The Hand That Feeds depends on its subjects, their capacity to tell their stories, their charisma on screen. The filmmakers here are lucky in that the protest organizers are a good-natured bunch with the kind of patient humor that stands their efforts in strong contrast to the brasher antics of the Occupy Wall Street types who briefly coordinate with their protest. The barrel-chested and shy Mahoma is something like a hero here, calmly facing arrest and deportation at every protest, no matter that each time, he knows he may never see his family again.

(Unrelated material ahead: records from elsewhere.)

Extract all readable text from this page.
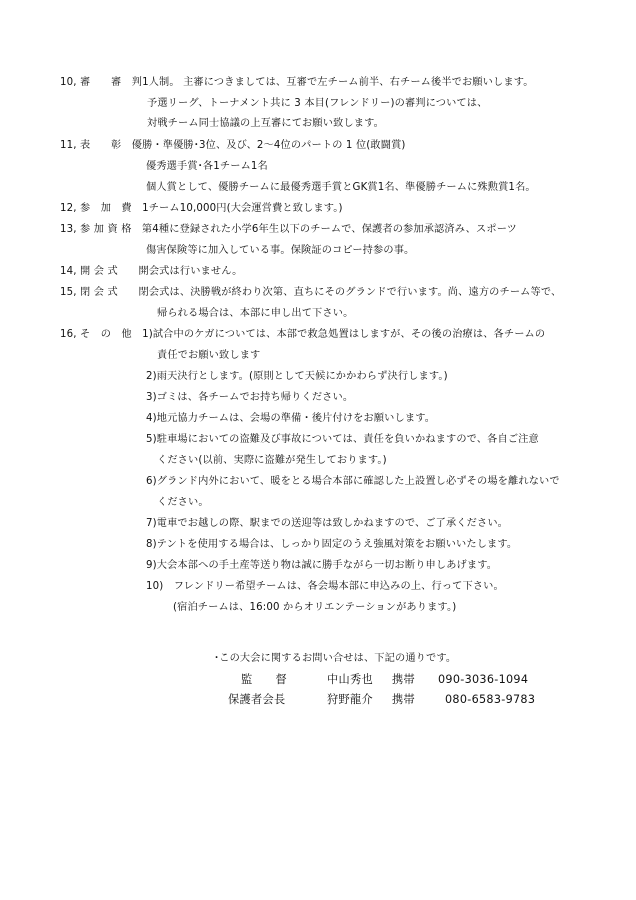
10, 審　　審　判1人制。 主審につきましては、互審で左チーム前半、右チーム後半でお願いします。
予選リーグ、トーナメント共に 3 本目(フレンドリー)の審判については、
対戦チーム同士協議の上互審にてお願い致します。
11, 表　　彰　優勝・準優勝･3位、及び、2～4位のパートの 1 位(敢闘賞)
優秀選手賞･各1チーム1名
個人賞として、優勝チームに最優秀選手賞とGK賞1名、準優勝チームに殊勲賞1名。
12, 参　加　費　1チーム10,000円(大会運営費と致します。)
13, 参 加 資 格　第4種に登録された小学6年生以下のチームで、保護者の参加承認済み、スポーツ
傷害保険等に加入している事。保険証のコピー持参の事。
14, 開 会 式　　開会式は行いません。
15, 閉 会 式　　閉会式は、決勝戦が終わり次第、直ちにそのグランドで行います。尚、遠方のチーム等で、
帰られる場合は、本部に申し出て下さい。
16, そ　の　他　1)試合中のケガについては、本部で救急処置はしますが、その後の治療は、各チームの
責任でお願い致します
2)雨天決行とします。(原則として天候にかかわらず決行します。)
3)ゴミは、各チームでお持ち帰りください。
4)地元協力チームは、会場の準備・後片付けをお願いします。
5)駐車場においての盗難及び事故については、責任を負いかねますので、各自ご注意
ください(以前、実際に盗難が発生しております。)
6)グランド内外において、暖をとる場合本部に確認した上設置し必ずその場を離れないで
ください。
7)電車でお越しの際、駅までの送迎等は致しかねますので、ご了承ください。
8)テントを使用する場合は、しっかり固定のうえ強風対策をお願いいたします。
9)大会本部への手土産等送り物は誠に勝手ながら一切お断り申しあげます。
10)　フレンドリー希望チームは、各会場本部に申込みの上、行って下さい。
(宿泊チームは、16:00 からオリエンテーションがあります。)
･この大会に関するお問い合せは、下記の通りです。
監　　督	中山秀也 携帯 090-3036-1094
保護者会長	狩野龍介 携帯	080-6583-9783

In addition to such personal experiences, Blotnick and Lears’s film also considers complex questions about justice, and also subtly depicts the workers in ways that avoid turning them into saints on a crusade. As the protestors tweak their methods to increase pressure on management, The Hand That Feeds is transformed into the necessary record of a fight for the most basic sorts of human rights.
Little White Lie
Another sort of experience is recorded in Little White Lie, screening at DOC NYC 19 November. As a child, Lacey Schwartz disbelieved what she was told, that she came “from a long line of New York Jews”. In her absorbing personal essay of a film, she reveals that she eventually came to see another reality, one involving a far more complicated set of identities in her background, namely, that her father was black. As we look at Schwartz on screen, we might be thinking that that she missed some obvious clues. But that’s one of her film’s points: we typically don’t question lies we’re told as children.
Little White Lie
DOC NYC 2014: 16 Nov 2014
“I grew up believing I was white,” Schwartz says. The childhood she describes is a happy one on the surface, surrounded by family members and loved. She was born in 1977, just a few years after her parents moved from Brooklyn, where they grew up, to Woodstock, New York. At school, she never faced questions about her race, her “difference” attributed to a dark-skinned Sicilian grandfather. But in high school, her black classmates assume that she knew she was black and was trying to pass as white.
When the truth comes out in the film, it’s a long and drawn-out affair. Schwartz isn’t rewarded with one simple explanation, like somebody being handed their DNA-derived family tree on Finding Your Roots. Instead, she endures numerous confrontations and moments of confession, enough so that we start to feel uncomfortable during personal scenes that are already awkward are further complicated by the insertion of a camera. Schwartz’s father is a distant figure who appears disinclined to talk about this part of his past. Schwartz’s mother teases out the necessary information a little bit at a time, as though she imagines that if she delays long enough she won’t have to explain too much.
With these elusive subjects before her camera, Schwartz narrates the film with a straightforward ardor, like an undergraduate putting together a particularly accomplished video essay project. The structure and style couldn’t be simpler. But as a journal of personal discovery, Little White Lie is rich and complex, stippled with surprising revelations. Along with the investigation into her heritage, Schwartz also discovers a more general and troubling truth, a willful blindness on the part of almost everybody involved. “We found ways,” she says, “to see what we wanted to believe.”